Я похоронил Лидию во вторник. Тот день врезался в память не сырым плачущим небом, подобающим трауру, а наглым, пронзительным солнцем, которое разрывало октябрьскую хмарь на клочья. Оно было холодным, колючим, выжигающим слезы еще до того, как они успевали скатиться по щекам. Земля на погосте уже схватилась первым ледяным панцирем, и комья, что я бросал на крышку гроба, отзывались не глухим, принимающим стуком, а сухим, костяным лязгом, словно я швырял камни в пустую броню. Этот звук — стук конца — навсегда вплавился в мою душу, стал ее навязчивым, неизменным ритмом.

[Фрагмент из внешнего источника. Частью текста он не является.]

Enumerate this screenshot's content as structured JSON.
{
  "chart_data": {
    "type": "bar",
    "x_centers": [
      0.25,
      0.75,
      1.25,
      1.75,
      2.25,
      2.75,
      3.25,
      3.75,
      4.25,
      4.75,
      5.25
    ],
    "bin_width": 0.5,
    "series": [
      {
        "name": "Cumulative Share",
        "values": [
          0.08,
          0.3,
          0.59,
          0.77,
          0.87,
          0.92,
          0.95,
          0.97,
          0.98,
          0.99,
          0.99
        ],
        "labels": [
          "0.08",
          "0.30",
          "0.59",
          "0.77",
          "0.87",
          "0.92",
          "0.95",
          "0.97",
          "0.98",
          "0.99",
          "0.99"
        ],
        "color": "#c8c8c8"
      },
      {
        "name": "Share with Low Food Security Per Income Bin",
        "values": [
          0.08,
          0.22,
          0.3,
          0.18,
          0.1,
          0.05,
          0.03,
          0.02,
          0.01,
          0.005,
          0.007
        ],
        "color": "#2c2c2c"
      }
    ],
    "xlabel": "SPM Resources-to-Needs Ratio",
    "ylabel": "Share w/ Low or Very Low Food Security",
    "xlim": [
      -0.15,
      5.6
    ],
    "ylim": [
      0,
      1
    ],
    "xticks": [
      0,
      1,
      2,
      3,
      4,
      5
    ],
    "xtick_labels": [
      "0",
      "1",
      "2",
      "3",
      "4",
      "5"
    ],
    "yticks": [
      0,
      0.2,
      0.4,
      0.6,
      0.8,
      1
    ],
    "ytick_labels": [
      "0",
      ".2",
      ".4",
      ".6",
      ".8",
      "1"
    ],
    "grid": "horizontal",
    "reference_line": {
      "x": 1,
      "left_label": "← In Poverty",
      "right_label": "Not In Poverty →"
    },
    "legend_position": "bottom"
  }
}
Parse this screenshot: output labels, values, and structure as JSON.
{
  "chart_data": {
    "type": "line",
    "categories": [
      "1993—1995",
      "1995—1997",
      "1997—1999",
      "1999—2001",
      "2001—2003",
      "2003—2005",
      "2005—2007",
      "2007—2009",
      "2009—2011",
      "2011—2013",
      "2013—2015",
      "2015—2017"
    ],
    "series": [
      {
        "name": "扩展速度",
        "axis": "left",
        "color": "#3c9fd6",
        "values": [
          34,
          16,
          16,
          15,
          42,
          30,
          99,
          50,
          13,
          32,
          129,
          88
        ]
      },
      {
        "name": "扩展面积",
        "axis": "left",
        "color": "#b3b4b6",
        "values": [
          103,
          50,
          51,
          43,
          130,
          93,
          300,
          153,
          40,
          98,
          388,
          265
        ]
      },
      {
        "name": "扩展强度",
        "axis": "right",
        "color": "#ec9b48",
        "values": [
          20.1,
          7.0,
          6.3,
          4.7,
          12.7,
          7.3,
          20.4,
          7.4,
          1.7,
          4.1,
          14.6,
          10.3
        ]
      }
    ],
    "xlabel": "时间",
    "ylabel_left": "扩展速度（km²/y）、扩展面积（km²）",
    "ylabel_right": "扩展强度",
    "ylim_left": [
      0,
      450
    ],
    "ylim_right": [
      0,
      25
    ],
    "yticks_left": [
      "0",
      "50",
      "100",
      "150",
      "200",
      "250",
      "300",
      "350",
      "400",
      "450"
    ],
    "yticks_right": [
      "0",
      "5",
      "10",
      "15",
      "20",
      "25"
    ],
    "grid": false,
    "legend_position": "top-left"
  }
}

Вернувшись в избу, я сел за наш грубо сколоченный стол и застыл, словно соляной столп. Тишина. Она не просто была отсутствием звука. Она была живым, дышащим существом, чудовищным и всеобъемлющим. Она впивалась в барабанные перепонки, давила на виски, заполняла собой каждый сантиметр пространства. Этот дом, наша крепость, наше гнездо, превратился в гигантский памятник ее отсутствию. Ее цветастый платок, повязанный на спинку стула, казалось, все еще хранил изгиб ее плеч. В корзинке у печи лежало недоконченное вязание — маленький розовый носочек, нашему нерожденному. Воздух был пропитан ею — сладковатым духом ванили, сушеного чабреца и полыни, что она любила добавлять в чай. Тридцать лет. Три десятилетия смеха, ссор, примирения, долгих вечеров в молчаливом понимании, ночных шепотов и утреннего звона чашек. Все это растворилось, оставив после себя лишь вакуум, оглушающую пустоту.

Болезнь, безжалостная и необъяснимая, выкрала ее у меня за три дня. Не было ни жара, ни хрипов, ни боли. Она просто угасала, словно свеча на сквозняке. Становилась все легче, прозрачнее, будто ее по крупинкам размывало из нашей реальности. Врачи из райцентра, пожимая плечами, твердили о «стремительном увядании неясной этиологии». Их наука оказалась бессильна перед тихим шепотом судьбы.

Первая неделя прошла как в густом, тягучем тумане. Я был призраком в собственном доме, плыл по морю горя, не в силах найти берег. А ровно через семь дней, тоже во вторник, когда за окном сгустились сизые, промозглые сумерки, в дверь постучали. Не громко, не настойчиво, а скорее робко, словно ветка по стеклу. Сердце мое, замершее в ожидании чуда, которое я уже и не чаял увидеть, екнуло и забилось с бешеной силой. Я открыл дверь.

На пороге стояла Лидия.

Живая. Плоть от плоти. В том самом синем шерстяном платье, в котором я ее и хоронил, только теперь оно было чистым, будто только что с вешалки. Щеки ее пылали румянцем, глаза сияли знакомой лазурью, в которой я тонул тридцать лет. Мир перевернулся. Разум, отравленный горем, взбунтовался, закричал о невозможном, о чуде, о Божьей милости.

— Лида… Лидуша… родная… — выдохнул я, и голос мой сорвался в шепот.

— Я дома, Степан, — произнесла она.

И в этот миг первая, тончайшая ледяная игла ужаса медленно и неотвратимо вошла мне в сердце. Слова были ее. Интонация — ее. Но сам звук… Он был неправильным. Слишком гулким, слишком объемным. Он не рождался в ее горле, а возникает сразу во всем пространстве, наполняя избу, вибрируя в самой материи воздуха, словно низкочастотный колокольный звон. Это было похоже на эхо, которое пришло раньше, чем прозвучало само слово.

Она вошла, плавно скользя по полу, и опустилась в свое любимое кресло у окна, выходящего в сад. Всю ту ночь я не сомкнул глаз. Она сидела недвижимо, с идеально прямой спиной, уставившись в черную гладь окна. Она не моргала. Не дышала. Ее грудь не поднималась в такт беззвучному дыханию.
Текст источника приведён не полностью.